Medical School 2020, Year 2, Week 5

From our anonymous insider…

Hematology and immunology. Immunology is one of the class’s least favorite topics. Gigolo Giorgio: “I accept just taking a hit on the exam. It makes no sense to me.”

An enthusiastic 39-year-old immunologist kicked off the lectures. She explained, “We need about 100 million unique antibodies to be immune competent. We have about 30 billion B cells in the blood. That means we only have 300 potential B cells that need to become activated if we are to mount an antibody attack against a given antigen. This is the key dilemma in adaptive immunity: How do you find them!”

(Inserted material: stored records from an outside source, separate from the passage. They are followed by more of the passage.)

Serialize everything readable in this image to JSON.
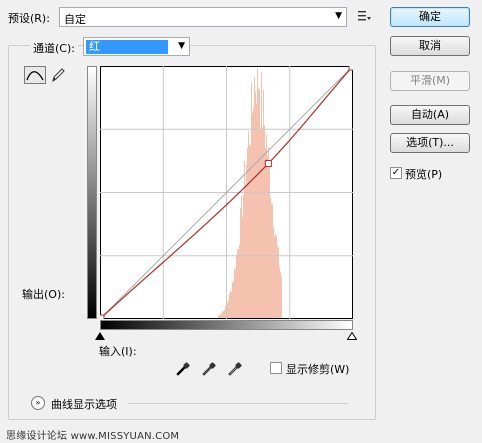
{
  "preset": {
    "label": "预设(R):",
    "value": "自定",
    "menu_icon": "list-menu-icon"
  },
  "buttons": {
    "ok": "确定",
    "cancel": "取消",
    "smooth": "平滑(M)",
    "auto": "自动(A)",
    "options": "选项(T)..."
  },
  "preview": {
    "label": "预览(P)",
    "checked": true,
    "check_glyph": "✓"
  },
  "channel": {
    "label": "通道(C):",
    "value": "红"
  },
  "curve": {
    "output_label": "输出(O):",
    "input_label": "输入(I):",
    "grid_divisions": 4,
    "curve_color": "#a8302a",
    "histogram_color": "#f5c2b0",
    "control_points": [
      [
        0,
        0
      ],
      [
        170,
        157
      ],
      [
        255,
        255
      ]
    ]
  },
  "show_clipping": {
    "label": "显示修剪(W)",
    "checked": false
  },
  "curve_display_options": {
    "label": "曲线显示选项"
  },
  "watermark": "思缘设计论坛  www.MISSYUAN.COM"
}
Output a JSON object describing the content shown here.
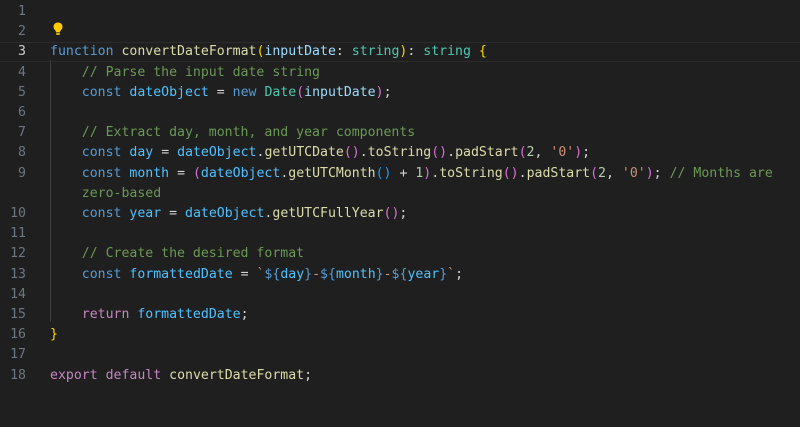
{
  "editor": {
    "language": "typescript",
    "active_line": 3,
    "lightbulb_icon": "lightbulb-icon",
    "colors": {
      "background": "#1f1f1f",
      "keyword": "#569cd6",
      "control_keyword": "#c586c0",
      "function": "#dcdcaa",
      "variable": "#9cdcfe",
      "constant": "#4fc1ff",
      "type": "#4ec9b0",
      "number": "#b5cea8",
      "string": "#ce9178",
      "comment": "#6a9955",
      "bracket_1": "#ffd700",
      "bracket_2": "#da70d6",
      "bracket_3": "#179fff"
    },
    "lines": [
      {
        "number": "1",
        "tokens": []
      },
      {
        "number": "2",
        "tokens": []
      },
      {
        "number": "3",
        "tokens": [
          {
            "t": "function",
            "c": "kw"
          },
          {
            "t": " ",
            "c": "pl"
          },
          {
            "t": "convertDateFormat",
            "c": "fn"
          },
          {
            "t": "(",
            "c": "b1"
          },
          {
            "t": "inputDate",
            "c": "var"
          },
          {
            "t": ": ",
            "c": "pl"
          },
          {
            "t": "string",
            "c": "ty"
          },
          {
            "t": ")",
            "c": "b1"
          },
          {
            "t": ": ",
            "c": "pl"
          },
          {
            "t": "string",
            "c": "ty"
          },
          {
            "t": " ",
            "c": "pl"
          },
          {
            "t": "{",
            "c": "b1"
          }
        ]
      },
      {
        "number": "4",
        "tokens": [
          {
            "t": "    ",
            "c": "pl"
          },
          {
            "t": "// Parse the input date string",
            "c": "cm"
          }
        ]
      },
      {
        "number": "5",
        "tokens": [
          {
            "t": "    ",
            "c": "pl"
          },
          {
            "t": "const",
            "c": "kw"
          },
          {
            "t": " ",
            "c": "pl"
          },
          {
            "t": "dateObject",
            "c": "cv"
          },
          {
            "t": " = ",
            "c": "pl"
          },
          {
            "t": "new",
            "c": "kw"
          },
          {
            "t": " ",
            "c": "pl"
          },
          {
            "t": "Date",
            "c": "ty"
          },
          {
            "t": "(",
            "c": "b2"
          },
          {
            "t": "inputDate",
            "c": "var"
          },
          {
            "t": ")",
            "c": "b2"
          },
          {
            "t": ";",
            "c": "pl"
          }
        ]
      },
      {
        "number": "6",
        "tokens": []
      },
      {
        "number": "7",
        "tokens": [
          {
            "t": "    ",
            "c": "pl"
          },
          {
            "t": "// Extract day, month, and year components",
            "c": "cm"
          }
        ]
      },
      {
        "number": "8",
        "tokens": [
          {
            "t": "    ",
            "c": "pl"
          },
          {
            "t": "const",
            "c": "kw"
          },
          {
            "t": " ",
            "c": "pl"
          },
          {
            "t": "day",
            "c": "cv"
          },
          {
            "t": " = ",
            "c": "pl"
          },
          {
            "t": "dateObject",
            "c": "cv"
          },
          {
            "t": ".",
            "c": "pl"
          },
          {
            "t": "getUTCDate",
            "c": "fn"
          },
          {
            "t": "()",
            "c": "b2"
          },
          {
            "t": ".",
            "c": "pl"
          },
          {
            "t": "toString",
            "c": "fn"
          },
          {
            "t": "()",
            "c": "b2"
          },
          {
            "t": ".",
            "c": "pl"
          },
          {
            "t": "padStart",
            "c": "fn"
          },
          {
            "t": "(",
            "c": "b2"
          },
          {
            "t": "2",
            "c": "num"
          },
          {
            "t": ", ",
            "c": "pl"
          },
          {
            "t": "'0'",
            "c": "str"
          },
          {
            "t": ")",
            "c": "b2"
          },
          {
            "t": ";",
            "c": "pl"
          }
        ]
      },
      {
        "number": "9",
        "tokens": [
          {
            "t": "    ",
            "c": "pl"
          },
          {
            "t": "const",
            "c": "kw"
          },
          {
            "t": " ",
            "c": "pl"
          },
          {
            "t": "month",
            "c": "cv"
          },
          {
            "t": " = ",
            "c": "pl"
          },
          {
            "t": "(",
            "c": "b2"
          },
          {
            "t": "dateObject",
            "c": "cv"
          },
          {
            "t": ".",
            "c": "pl"
          },
          {
            "t": "getUTCMonth",
            "c": "fn"
          },
          {
            "t": "()",
            "c": "b3"
          },
          {
            "t": " + ",
            "c": "pl"
          },
          {
            "t": "1",
            "c": "num"
          },
          {
            "t": ")",
            "c": "b2"
          },
          {
            "t": ".",
            "c": "pl"
          },
          {
            "t": "toString",
            "c": "fn"
          },
          {
            "t": "()",
            "c": "b2"
          },
          {
            "t": ".",
            "c": "pl"
          },
          {
            "t": "padStart",
            "c": "fn"
          },
          {
            "t": "(",
            "c": "b2"
          },
          {
            "t": "2",
            "c": "num"
          },
          {
            "t": ", ",
            "c": "pl"
          },
          {
            "t": "'0'",
            "c": "str"
          },
          {
            "t": ")",
            "c": "b2"
          },
          {
            "t": ";",
            "c": "pl"
          },
          {
            "t": " ",
            "c": "pl"
          },
          {
            "t": "// Months are",
            "c": "cm"
          }
        ]
      },
      {
        "number": "",
        "tokens": [
          {
            "t": "    ",
            "c": "pl"
          },
          {
            "t": "zero-based",
            "c": "cm"
          }
        ]
      },
      {
        "number": "10",
        "tokens": [
          {
            "t": "    ",
            "c": "pl"
          },
          {
            "t": "const",
            "c": "kw"
          },
          {
            "t": " ",
            "c": "pl"
          },
          {
            "t": "year",
            "c": "cv"
          },
          {
            "t": " = ",
            "c": "pl"
          },
          {
            "t": "dateObject",
            "c": "cv"
          },
          {
            "t": ".",
            "c": "pl"
          },
          {
            "t": "getUTCFullYear",
            "c": "fn"
          },
          {
            "t": "()",
            "c": "b2"
          },
          {
            "t": ";",
            "c": "pl"
          }
        ]
      },
      {
        "number": "11",
        "tokens": []
      },
      {
        "number": "12",
        "tokens": [
          {
            "t": "    ",
            "c": "pl"
          },
          {
            "t": "// Create the desired format",
            "c": "cm"
          }
        ]
      },
      {
        "number": "13",
        "tokens": [
          {
            "t": "    ",
            "c": "pl"
          },
          {
            "t": "const",
            "c": "kw"
          },
          {
            "t": " ",
            "c": "pl"
          },
          {
            "t": "formattedDate",
            "c": "cv"
          },
          {
            "t": " = ",
            "c": "pl"
          },
          {
            "t": "`",
            "c": "str"
          },
          {
            "t": "${",
            "c": "kw"
          },
          {
            "t": "day",
            "c": "cv"
          },
          {
            "t": "}",
            "c": "kw"
          },
          {
            "t": "-",
            "c": "str"
          },
          {
            "t": "${",
            "c": "kw"
          },
          {
            "t": "month",
            "c": "cv"
          },
          {
            "t": "}",
            "c": "kw"
          },
          {
            "t": "-",
            "c": "str"
          },
          {
            "t": "${",
            "c": "kw"
          },
          {
            "t": "year",
            "c": "cv"
          },
          {
            "t": "}",
            "c": "kw"
          },
          {
            "t": "`",
            "c": "str"
          },
          {
            "t": ";",
            "c": "pl"
          }
        ]
      },
      {
        "number": "14",
        "tokens": []
      },
      {
        "number": "15",
        "tokens": [
          {
            "t": "    ",
            "c": "pl"
          },
          {
            "t": "return",
            "c": "kw2"
          },
          {
            "t": " ",
            "c": "pl"
          },
          {
            "t": "formattedDate",
            "c": "cv"
          },
          {
            "t": ";",
            "c": "pl"
          }
        ]
      },
      {
        "number": "16",
        "tokens": [
          {
            "t": "}",
            "c": "b1"
          }
        ]
      },
      {
        "number": "17",
        "tokens": []
      },
      {
        "number": "18",
        "tokens": [
          {
            "t": "export",
            "c": "kw2"
          },
          {
            "t": " ",
            "c": "pl"
          },
          {
            "t": "default",
            "c": "kw2"
          },
          {
            "t": " ",
            "c": "pl"
          },
          {
            "t": "convertDateFormat",
            "c": "fn"
          },
          {
            "t": ";",
            "c": "pl"
          }
        ]
      }
    ]
  }
}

Our first-year perspective on the immune system was cell-centric. This week we learn that the story is more complex and includes smaller-scale proteins from the complement system and larger-scale tissues such as the spleen filtering blood-borne pathogens.

Our current understanding of a typical bacterial infection:

1. The innate immune system recognizes common pathogens. Complement proteins (smaller than cells and made by the liver) mark bacteria for opsonization (trigger for phagocytosis or cellular ingestion).
2. Resident macrophages (cells) phagocytose (ingest) marked intruders resulting in an inflammatory “cytokine storm”. This causes systemic changes such as fever and increased production of immune cells in the bone marrow (lymphocytosis) and local changes such as blood vessel dilation to increase tissue perfusion and neutrophil infiltration into the tissue.
3. Neutrophil infiltrate the inflamed tissue. Neutrophils, the most abundant leukocyte (white blood cell), are the immune system’s pawns that kill bacteria by eating them and producing high concentrations of hydrogen peroxide in the phagosome (walled off vesicle containing the bacterial cell inside the neutrophil). After the neutrophil has worn itself out, it will explode in a process called netosis. The neutrophil’s DNA acts like a spider web (called neutrophil extracellular traps) to prevent the bacteria from escaping the site of inflammation. Pus is dead bacteria and dead neutrophils.
4. Adaptive immunity activated (if needed).
5. If necessary, the spleen will filter bacteria in the blood (bacteremia) through small capillary beds called sinusoids.

The C3 protein is fundamental to the complement system and will bind to almost any biological molecule. How does the body avoid its own proteins being marked for phagocytosis? The liver releases anti-complement factors that bind to sialic acid, a component on human cell membranes. Streptococcus pyogenes, the bacterial strain causing strep throat and necrotizing fasciitis, expresses M protein to mimic sialic acid. The immunologist explained, “Although this molecular mimicry decreases the efficacy of the innate immune system, it is also Strep’s greatest weakness.” Our adaptive immune system readily produces antibodies that target M protein. The problem is that this antibody can cross-react with our own tissue causing a rare complication of sore throat: rheumatic fever (inflammatory disease that leads to skin rash, joint pain, and destruction of heart tissue).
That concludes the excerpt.